I admire ChuckO's courage. I wouldn't want a glass box sitting in my workshop while I was working on something. Glass sheets, in my vicinity at any rate, have a mystical, almost magnetic attraction; they attract hard objects. I suspect I wouldn't be able to get through the building of a model without busting the glass at least once. My preference is to either build the case last, or build it earlier and keep it far, far out of the way till the model's ready to go in it. And I generally prefer plexiglas to glass. (That's another issue.)

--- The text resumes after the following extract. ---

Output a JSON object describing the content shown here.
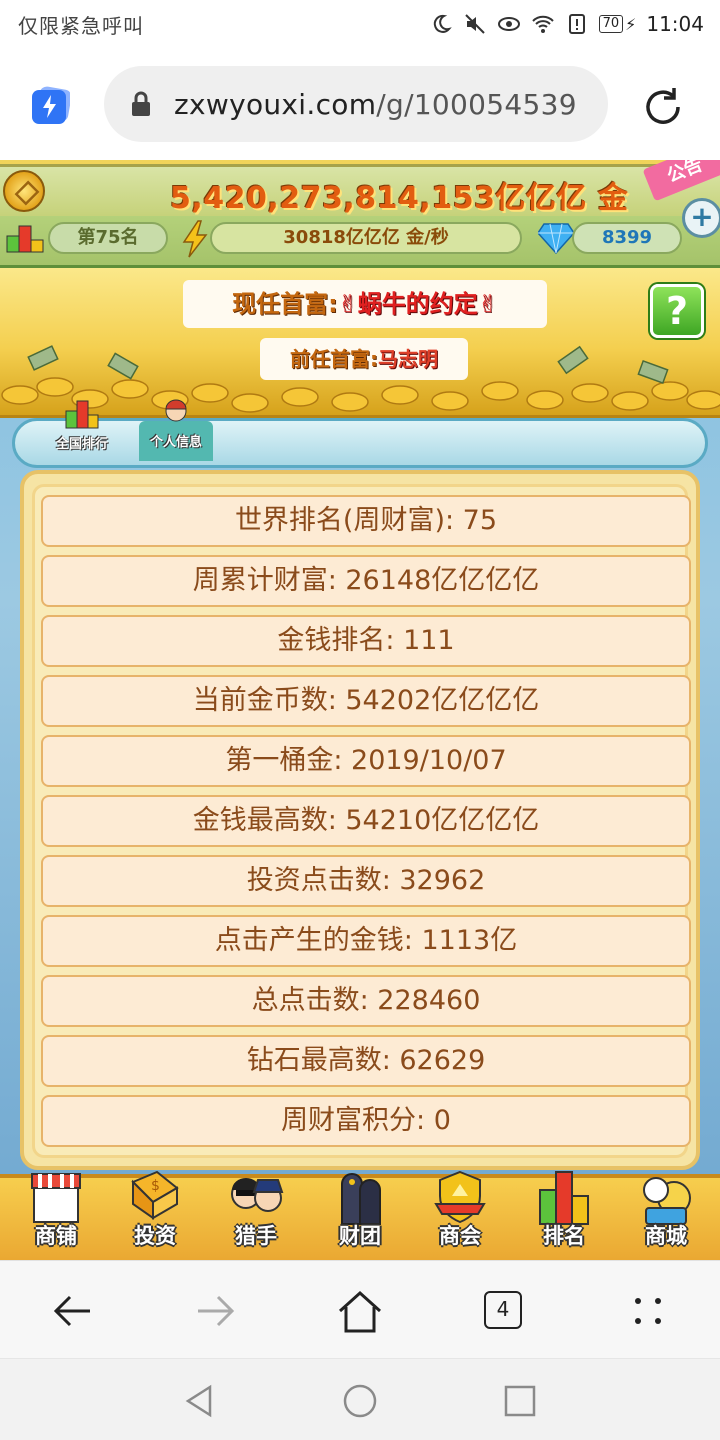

My inclination is to keep the in-progess model in a cardboard or foamboard box, if necessary custom-making the box to fit it. I tend to spend a long time on my models; the biggest function of the box is to keep them from gathering dust (sawdust and other) during the long periods when I'm not working on them. I like to screw the model down to a baseboard early in the construction process, and make the box in such a way that the baseboard gets fastened firmly to the bottom of the box.

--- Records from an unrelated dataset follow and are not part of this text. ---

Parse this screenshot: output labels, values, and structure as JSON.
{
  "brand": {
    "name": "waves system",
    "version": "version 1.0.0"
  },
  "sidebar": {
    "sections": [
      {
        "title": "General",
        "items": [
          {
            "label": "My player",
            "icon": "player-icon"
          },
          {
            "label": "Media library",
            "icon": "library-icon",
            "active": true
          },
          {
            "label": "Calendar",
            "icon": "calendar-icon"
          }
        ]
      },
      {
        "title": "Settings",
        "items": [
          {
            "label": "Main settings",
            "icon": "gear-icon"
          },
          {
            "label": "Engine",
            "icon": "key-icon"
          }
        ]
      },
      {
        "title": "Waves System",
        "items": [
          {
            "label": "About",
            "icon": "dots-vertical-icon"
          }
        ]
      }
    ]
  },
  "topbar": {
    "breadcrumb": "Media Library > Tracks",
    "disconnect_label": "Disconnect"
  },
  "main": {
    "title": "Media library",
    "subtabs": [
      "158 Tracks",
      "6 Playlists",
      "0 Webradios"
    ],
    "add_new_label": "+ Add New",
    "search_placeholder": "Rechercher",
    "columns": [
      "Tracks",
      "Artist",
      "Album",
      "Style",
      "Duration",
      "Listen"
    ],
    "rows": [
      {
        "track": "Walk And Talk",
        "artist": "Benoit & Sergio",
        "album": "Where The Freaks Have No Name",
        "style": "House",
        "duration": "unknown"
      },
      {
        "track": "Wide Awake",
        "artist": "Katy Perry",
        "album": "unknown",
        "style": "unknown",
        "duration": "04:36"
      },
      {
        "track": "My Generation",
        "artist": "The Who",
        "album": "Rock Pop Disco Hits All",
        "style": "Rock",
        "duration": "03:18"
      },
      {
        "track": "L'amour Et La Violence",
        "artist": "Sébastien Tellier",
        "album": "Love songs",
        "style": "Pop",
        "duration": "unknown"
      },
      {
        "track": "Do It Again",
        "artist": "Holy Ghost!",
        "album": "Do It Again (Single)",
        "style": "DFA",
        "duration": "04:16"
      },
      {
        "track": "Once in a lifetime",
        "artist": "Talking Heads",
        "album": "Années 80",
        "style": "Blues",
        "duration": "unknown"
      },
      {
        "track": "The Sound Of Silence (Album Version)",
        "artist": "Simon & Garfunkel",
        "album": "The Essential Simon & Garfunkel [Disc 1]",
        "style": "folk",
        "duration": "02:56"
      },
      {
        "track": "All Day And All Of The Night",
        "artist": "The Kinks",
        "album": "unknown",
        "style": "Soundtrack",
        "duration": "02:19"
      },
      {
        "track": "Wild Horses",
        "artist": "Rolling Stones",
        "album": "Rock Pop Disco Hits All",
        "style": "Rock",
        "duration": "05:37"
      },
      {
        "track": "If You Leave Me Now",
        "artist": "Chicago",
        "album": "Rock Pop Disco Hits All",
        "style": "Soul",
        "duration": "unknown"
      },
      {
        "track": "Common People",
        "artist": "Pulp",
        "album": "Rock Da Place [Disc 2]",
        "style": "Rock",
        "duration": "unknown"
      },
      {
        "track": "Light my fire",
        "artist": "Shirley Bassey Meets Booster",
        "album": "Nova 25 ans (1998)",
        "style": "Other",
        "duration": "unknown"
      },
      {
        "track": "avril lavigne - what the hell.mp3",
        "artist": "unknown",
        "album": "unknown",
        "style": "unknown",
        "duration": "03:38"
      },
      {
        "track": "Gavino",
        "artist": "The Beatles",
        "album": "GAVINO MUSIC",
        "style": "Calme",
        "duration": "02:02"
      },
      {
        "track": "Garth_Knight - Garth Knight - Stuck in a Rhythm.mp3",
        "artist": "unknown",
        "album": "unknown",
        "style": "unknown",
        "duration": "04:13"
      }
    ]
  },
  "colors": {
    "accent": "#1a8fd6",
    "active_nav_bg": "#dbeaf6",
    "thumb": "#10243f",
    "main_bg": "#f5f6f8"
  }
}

When I was in the early stages of my little Continental frigate Hancock (which is shown in my avatar), somebody bashed into the rear end of my 1978 Chevy Monza and punched out one of the tail lights. The replacement tail light assembly came in a nice, sturdy cardboard box that was a good fit for the model (without masts or bowsprit). I glued a couple of strips of wood inside the sides of the box, so the baseboard slid between them and the bottom. The model traveled across the Atlantic and back in that box, inside a suitcase, and made it in fine shape. (That model has more miles on it under the American flag than the real ship did.)
One day about three years later, as I was sliding the model into the box again after a work session, I thought to myself that the box was looking a little ratty. Sure enough, that very night, in a rainstorm in Newport News, Virginia, I stopped at a traffic light and got rear-ended by a Toyota, which punched out the other tail light. So (courtesy of the driver of the other car - which was totalled) I got a nice, new box. The model lived in it till I installed the bowsprit, at which time I had to make a new box for it.
I can't think of a practical way to protect a sailing ship model while it's actually being worked on. If the model is really large, and if you have a big enough shop, it might be worth considering setting it on a purpose-built table in the middle of the room and walking around it. Most of us don't have room to do that. If the model has to be turned around, unfortunately, there's always going to be a possibility of bumping it into something.